= Illegal drug trade in El Salvador =

Illegal drug trade in El Salvador has included, according to some sources, trans-shipping of cocaine by the Nicaraguan Contras.

==CIA and Contras cocaine trafficking in the US==

Former DEA agent Celerino Castillo alleged that during the 1980s Ilopango Airport in El Salvador was used by Nicaraguan Contras for drug smuggling flights with the knowledge and complicity of the CIA. These allegations were part of an investigation by the United States Department of Justice Office of the Inspector General. Castillo also testified before the House Permanent Select Committee on Intelligence.

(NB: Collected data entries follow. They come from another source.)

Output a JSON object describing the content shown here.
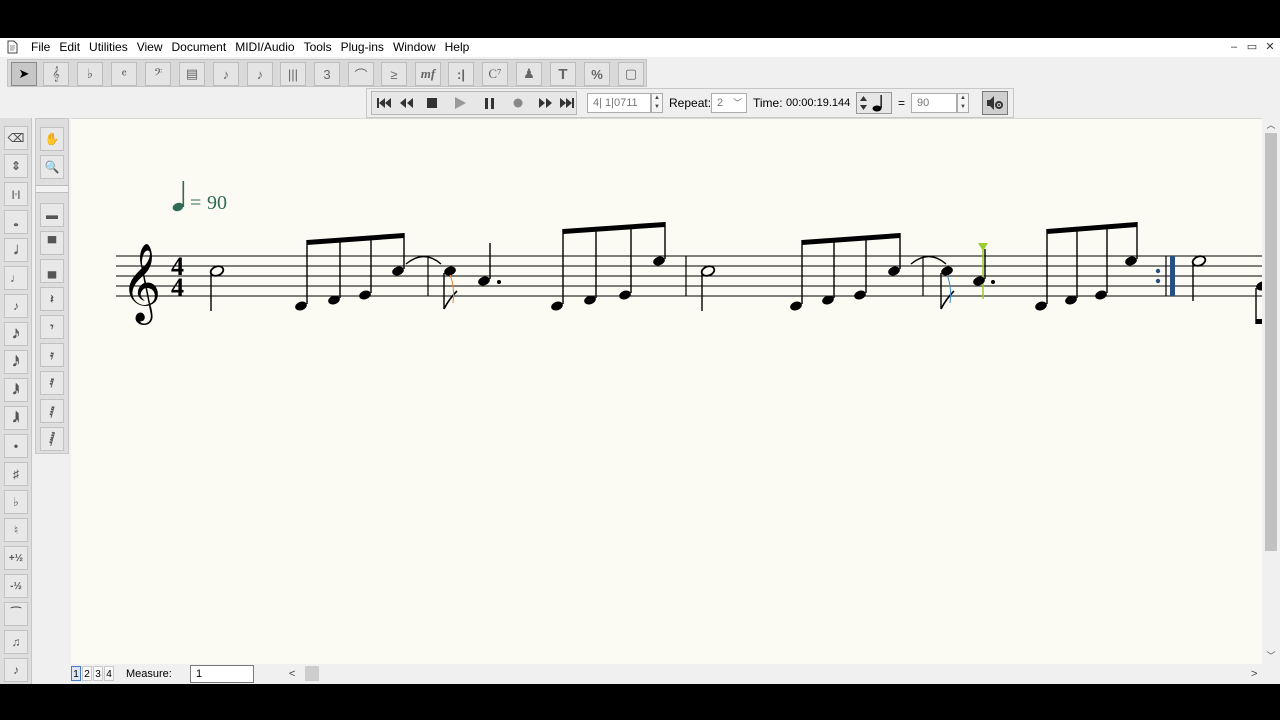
{
  "menu": {
    "items": [
      "File",
      "Edit",
      "Utilities",
      "View",
      "Document",
      "MIDI/Audio",
      "Tools",
      "Plug-ins",
      "Window",
      "Help"
    ]
  },
  "window_controls": {
    "minimize": "–",
    "restore": "▭",
    "close": "✕"
  },
  "palette": {
    "tools": [
      {
        "name": "selection-tool-icon",
        "glyph": "➤"
      },
      {
        "name": "staff-tool-icon",
        "glyph": "𝄞"
      },
      {
        "name": "key-signature-tool-icon",
        "glyph": "♭"
      },
      {
        "name": "time-signature-tool-icon",
        "glyph": "𝄴"
      },
      {
        "name": "clef-tool-icon",
        "glyph": "𝄢"
      },
      {
        "name": "measure-tool-icon",
        "glyph": "▤"
      },
      {
        "name": "simple-entry-tool-icon",
        "glyph": "♪"
      },
      {
        "name": "speedy-entry-tool-icon",
        "glyph": "♪"
      },
      {
        "name": "hyperscribe-tool-icon",
        "glyph": "|||"
      },
      {
        "name": "tuplet-tool-icon",
        "glyph": "3"
      },
      {
        "name": "smart-shape-tool-icon",
        "glyph": "⌒"
      },
      {
        "name": "articulation-tool-icon",
        "glyph": "≥"
      },
      {
        "name": "expression-tool-icon",
        "glyph": "mf"
      },
      {
        "name": "repeat-tool-icon",
        "glyph": ":|"
      },
      {
        "name": "chord-tool-icon",
        "glyph": "C⁷"
      },
      {
        "name": "lyrics-tool-icon",
        "glyph": "♟"
      },
      {
        "name": "text-tool-icon",
        "glyph": "T"
      },
      {
        "name": "percent-tool-icon",
        "glyph": "%"
      },
      {
        "name": "graphics-tool-icon",
        "glyph": "▢"
      }
    ]
  },
  "playback": {
    "counter": "4| 1|0711",
    "repeat_label": "Repeat:",
    "repeat_value": "2",
    "time_label": "Time:",
    "time_value": "00:00:19.144",
    "equals": "=",
    "tempo_value": "90"
  },
  "score": {
    "tempo_number": "90",
    "time_signature_top": "4",
    "time_signature_bottom": "4"
  },
  "bottom": {
    "pages": [
      "1",
      "2",
      "3",
      "4"
    ],
    "measure_label": "Measure:",
    "measure_value": "1",
    "scroll_left": "<",
    "scroll_right": ">"
  },
  "left_tools_col1": [
    "eraser",
    "swap",
    "measure-stretch",
    "whole",
    "half",
    "quarter",
    "eighth",
    "sixteenth",
    "thirtysecond",
    "sixtyfourth",
    "onetwentyeighth",
    "dot",
    "sharp",
    "flat",
    "natural",
    "+½",
    "-½",
    "tie",
    "beam",
    "grace"
  ],
  "left_tools_col2": [
    "hand",
    "zoom",
    "rest-whole",
    "rest-half",
    "rest-bar",
    "rest-quarter",
    "rest-eighth",
    "rest-16",
    "rest-32",
    "rest-64",
    "rest-128"
  ],
  "colors": {
    "background": "#f0f0f0",
    "score_paper": "#fbfbf4",
    "tempo_mark": "#2f6b55",
    "repeat_bar_accent": "#2a4f85",
    "playback_cursor": "#9acd32"
  }
}
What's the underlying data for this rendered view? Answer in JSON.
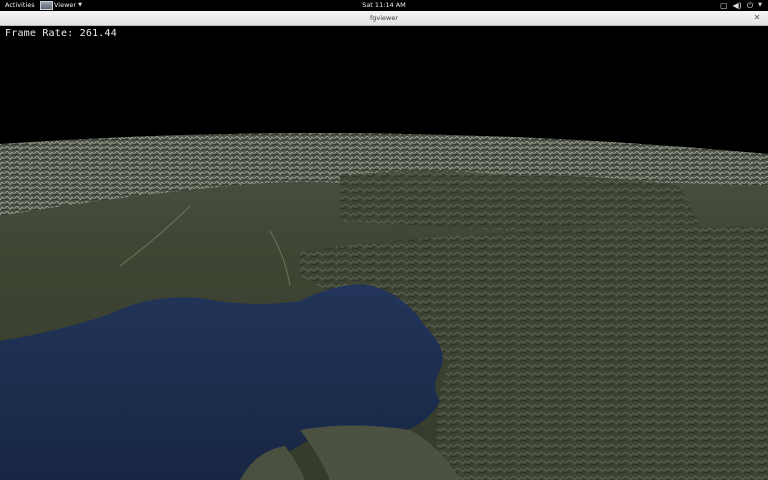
{
  "topbar": {
    "activities_label": "Activities",
    "app_name": "Viewer",
    "clock": "Sat 11:14 AM",
    "status_icons": [
      "screen-icon",
      "volume-icon",
      "power-icon"
    ]
  },
  "window": {
    "title": "fgviewer"
  },
  "overlay": {
    "frame_rate_text": "Frame Rate:  261.44"
  },
  "colors": {
    "sky": "#000000",
    "land": "#3d4431",
    "mountains": "#6d7263",
    "sea": "#1c2c4d",
    "coast_rock": "#4c5242"
  }
}
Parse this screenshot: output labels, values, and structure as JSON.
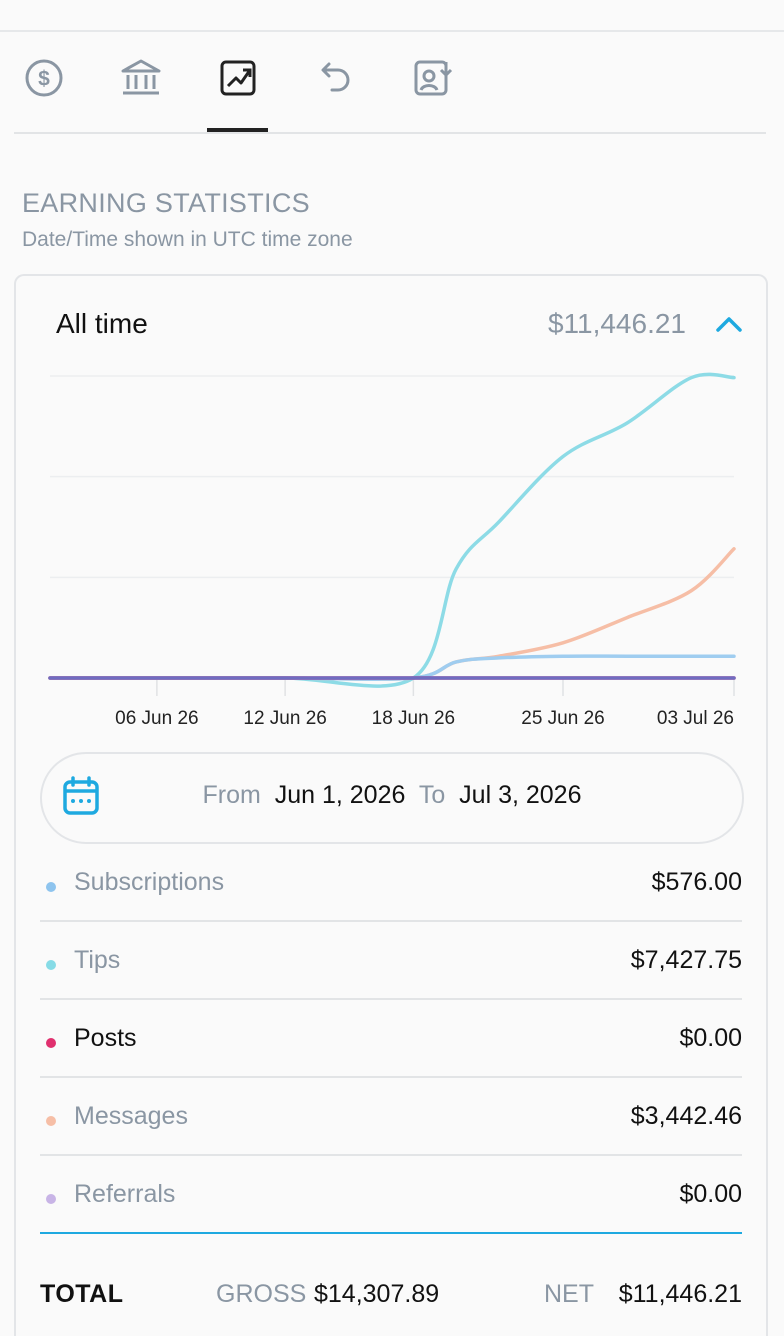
{
  "tabs": [
    {
      "name": "dollar-circle-icon",
      "active": false
    },
    {
      "name": "bank-icon",
      "active": false
    },
    {
      "name": "trending-chart-icon",
      "active": true
    },
    {
      "name": "undo-icon",
      "active": false
    },
    {
      "name": "statement-download-icon",
      "active": false
    }
  ],
  "section": {
    "title": "EARNING STATISTICS",
    "subtitle": "Date/Time shown in UTC time zone"
  },
  "summary": {
    "period_label": "All time",
    "period_total": "$11,446.21"
  },
  "chart_data": {
    "type": "line",
    "x_ticks": [
      "06 Jun 26",
      "12 Jun 26",
      "18 Jun 26",
      "25 Jun 26",
      "03 Jul 26"
    ],
    "x_dates": [
      "2026-06-01",
      "2026-06-06",
      "2026-06-12",
      "2026-06-18",
      "2026-06-20",
      "2026-06-22",
      "2026-06-25",
      "2026-06-28",
      "2026-07-01",
      "2026-07-03"
    ],
    "ylim": [
      0,
      9000
    ],
    "grid": true,
    "series": [
      {
        "name": "Tips",
        "color": "#8ddbe6",
        "values": [
          0,
          0,
          0,
          0,
          3250,
          4650,
          6600,
          7600,
          8950,
          8950
        ]
      },
      {
        "name": "Messages",
        "color": "#f6bea6",
        "values": [
          0,
          0,
          0,
          0,
          480,
          650,
          1050,
          1800,
          2600,
          3850
        ]
      },
      {
        "name": "Subscriptions",
        "color": "#9fcdf0",
        "values": [
          0,
          0,
          0,
          0,
          480,
          600,
          650,
          650,
          650,
          650
        ]
      },
      {
        "name": "Posts",
        "color": "#e0306e",
        "values": [
          0,
          0,
          0,
          0,
          0,
          0,
          0,
          0,
          0,
          0
        ]
      },
      {
        "name": "Referrals",
        "color": "#6f6cc0",
        "values": [
          0,
          0,
          0,
          0,
          0,
          0,
          0,
          0,
          0,
          0
        ]
      }
    ]
  },
  "date_range": {
    "from_label": "From",
    "from_value": "Jun 1, 2026",
    "to_label": "To",
    "to_value": "Jul 3, 2026"
  },
  "breakdown": [
    {
      "label": "Subscriptions",
      "amount": "$576.00",
      "color": "#8ec4ee",
      "active": false
    },
    {
      "label": "Tips",
      "amount": "$7,427.75",
      "color": "#86dbe6",
      "active": false
    },
    {
      "label": "Posts",
      "amount": "$0.00",
      "color": "#e0306e",
      "active": true
    },
    {
      "label": "Messages",
      "amount": "$3,442.46",
      "color": "#f6bea6",
      "active": false
    },
    {
      "label": "Referrals",
      "amount": "$0.00",
      "color": "#c8b4e6",
      "active": false
    }
  ],
  "total": {
    "label": "TOTAL",
    "gross_label": "GROSS",
    "gross_value": "$14,307.89",
    "net_label": "NET",
    "net_value": "$11,446.21"
  }
}
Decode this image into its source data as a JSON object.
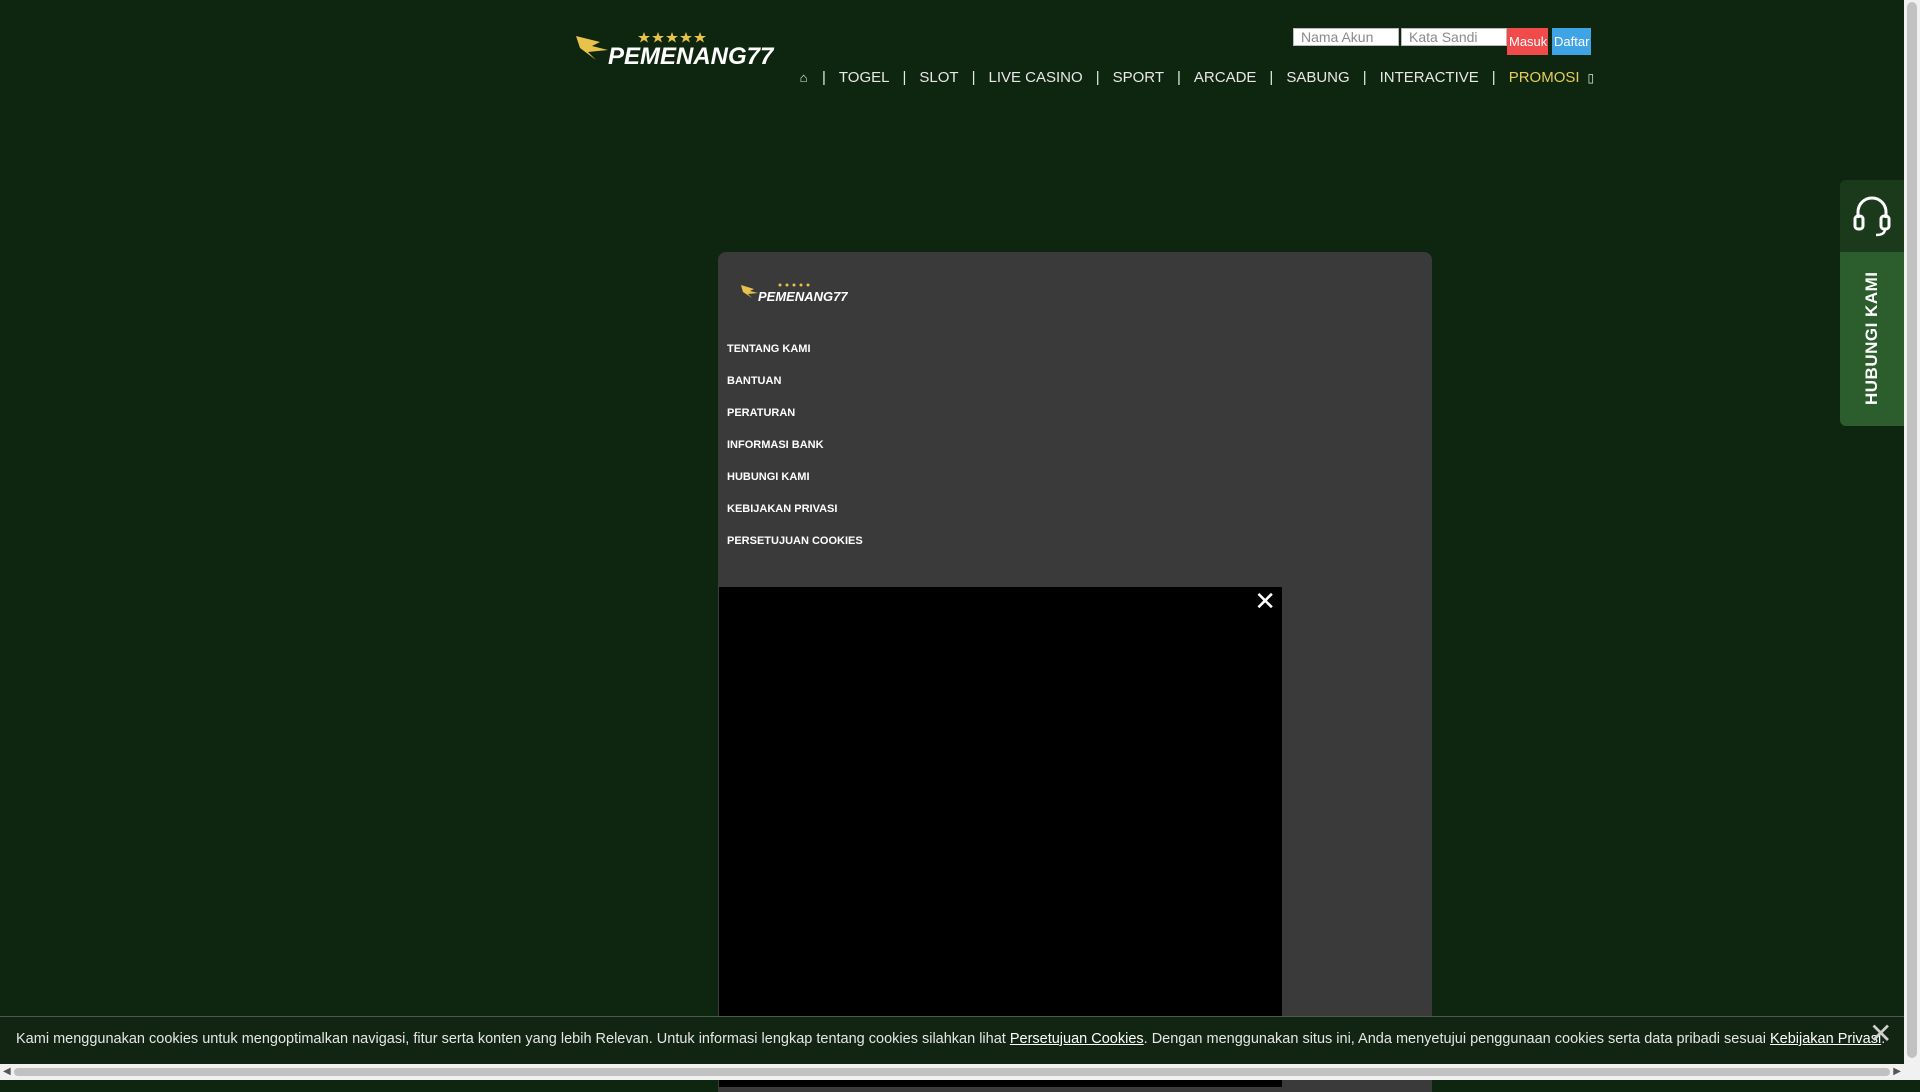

Between 1996 and 1998 the Central Intelligence Agency investigated and then published a report about its alleged involvement in cocaine sales in the US. This was prompted by the journalist Gary Webb's report in the San Jose Mercury News alleging that the CIA was behind the 1980s crack epidemic.

==Sex trafficking==
El Salvador is one of the biggest sources for human trafficking. Most victims are females who are sold mainly for sex and children for forced labor. Trafficking offenders use fraudulent documentation to facilitate the movement of foreign victims. Salvadorans have been subjected to forced prostitution in Guatemala, Mexico, Belize, the United States, Spain, and Italy.